Since we are in a development environment (http), the cookie should have been sent without the __Secure/__Host prefixes. This results in the cookie being stored in the browser, and the returned csrf token from the api endpoint is always the same.

This behaviour can be seen by removing the `VERCEL` environment variable or downgrading Nextjs to 13.4. The above example also prints out the request headers. In Nextjs 13.4.10 the header keys are

[ 'accept', 'accept-language', 'cache-control', 'connection', 'cookie', 'host', 'pragma', 'sec-ch-ua', 'sec-ch-ua-mobile', 'sec-ch-ua-platform', 'sec-fetch-dest', 'sec-fetch-mode', 'sec-fetch-site', 'sec-fetch-user', 'upgrade-insecure-requests', 'user-agent', 'x-forwarded-for', 'x-forwarded-host', 'x-forwarded-port', 'x-forwarded-proto', 'x-invoke-path', 'x-invoke-query', 'x-middleware-invoke' ]

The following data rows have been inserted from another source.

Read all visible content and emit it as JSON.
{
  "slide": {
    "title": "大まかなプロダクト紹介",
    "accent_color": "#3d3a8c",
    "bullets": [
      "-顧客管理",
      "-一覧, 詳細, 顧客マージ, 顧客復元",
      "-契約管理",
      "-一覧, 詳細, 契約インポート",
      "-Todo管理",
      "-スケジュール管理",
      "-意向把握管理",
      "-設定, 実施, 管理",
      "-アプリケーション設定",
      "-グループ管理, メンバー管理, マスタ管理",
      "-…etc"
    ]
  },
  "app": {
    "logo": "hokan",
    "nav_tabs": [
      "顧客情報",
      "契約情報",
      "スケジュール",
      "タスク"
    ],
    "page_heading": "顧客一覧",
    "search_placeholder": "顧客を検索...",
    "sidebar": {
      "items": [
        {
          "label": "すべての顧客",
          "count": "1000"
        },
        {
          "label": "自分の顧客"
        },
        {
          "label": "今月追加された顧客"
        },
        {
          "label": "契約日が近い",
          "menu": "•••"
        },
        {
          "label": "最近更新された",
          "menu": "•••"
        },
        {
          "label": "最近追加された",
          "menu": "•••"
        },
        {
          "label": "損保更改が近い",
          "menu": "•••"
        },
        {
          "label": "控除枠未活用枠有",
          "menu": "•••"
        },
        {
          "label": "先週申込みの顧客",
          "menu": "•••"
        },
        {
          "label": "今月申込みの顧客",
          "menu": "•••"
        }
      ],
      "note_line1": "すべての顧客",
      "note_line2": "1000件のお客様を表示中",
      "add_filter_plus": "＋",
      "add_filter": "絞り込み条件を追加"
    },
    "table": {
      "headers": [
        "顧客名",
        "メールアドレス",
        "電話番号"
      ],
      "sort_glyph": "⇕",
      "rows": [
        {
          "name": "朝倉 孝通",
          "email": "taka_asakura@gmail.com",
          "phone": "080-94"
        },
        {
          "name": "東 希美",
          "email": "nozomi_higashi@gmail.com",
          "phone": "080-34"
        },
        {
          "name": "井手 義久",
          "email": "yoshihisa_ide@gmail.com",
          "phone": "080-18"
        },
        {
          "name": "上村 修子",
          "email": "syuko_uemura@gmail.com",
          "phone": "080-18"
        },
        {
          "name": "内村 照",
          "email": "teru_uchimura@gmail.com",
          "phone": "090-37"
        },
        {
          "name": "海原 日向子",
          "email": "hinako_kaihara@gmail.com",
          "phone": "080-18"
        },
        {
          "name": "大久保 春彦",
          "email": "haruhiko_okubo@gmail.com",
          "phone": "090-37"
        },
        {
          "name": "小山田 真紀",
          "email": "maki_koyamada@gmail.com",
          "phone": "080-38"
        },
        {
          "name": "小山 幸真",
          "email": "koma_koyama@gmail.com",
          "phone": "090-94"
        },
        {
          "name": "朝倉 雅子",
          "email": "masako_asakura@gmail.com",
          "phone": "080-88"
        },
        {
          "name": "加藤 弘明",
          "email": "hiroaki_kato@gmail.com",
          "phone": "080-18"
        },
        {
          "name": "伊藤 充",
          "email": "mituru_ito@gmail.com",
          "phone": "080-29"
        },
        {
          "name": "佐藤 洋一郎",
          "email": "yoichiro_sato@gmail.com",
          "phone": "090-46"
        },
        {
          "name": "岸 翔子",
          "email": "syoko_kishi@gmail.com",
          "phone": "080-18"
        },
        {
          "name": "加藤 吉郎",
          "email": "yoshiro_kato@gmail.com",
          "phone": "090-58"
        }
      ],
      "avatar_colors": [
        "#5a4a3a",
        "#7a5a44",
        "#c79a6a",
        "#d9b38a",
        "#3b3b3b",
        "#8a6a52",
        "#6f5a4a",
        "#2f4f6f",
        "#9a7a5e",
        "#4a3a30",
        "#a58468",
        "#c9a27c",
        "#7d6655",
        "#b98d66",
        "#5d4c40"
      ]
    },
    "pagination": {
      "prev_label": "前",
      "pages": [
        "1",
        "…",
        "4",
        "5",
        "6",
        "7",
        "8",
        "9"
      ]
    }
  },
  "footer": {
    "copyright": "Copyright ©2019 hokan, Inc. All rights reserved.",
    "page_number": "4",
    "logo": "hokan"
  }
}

In Nextjs 13.5, the header keys are (notice there are no `x-forwarded-` headers):

[ 'accept', 'accept-encoding', 'accept-language', 'cache-control', 'connection', 'cookie', 'host', 'pragma', 'sec-ch-ua', 'sec-ch-ua-mobile', 'sec-ch-ua-platform', 'sec-fetch-dest', 'sec-fetch-mode', 'sec-fetch-site', 'sec-fetch-user', 'upgrade-insecure-requests', 'user-agent' ]

github-actions[bot] commented 10 months ago

We could not detect a valid reproduction link. Make sure to follow the bug report template carefully.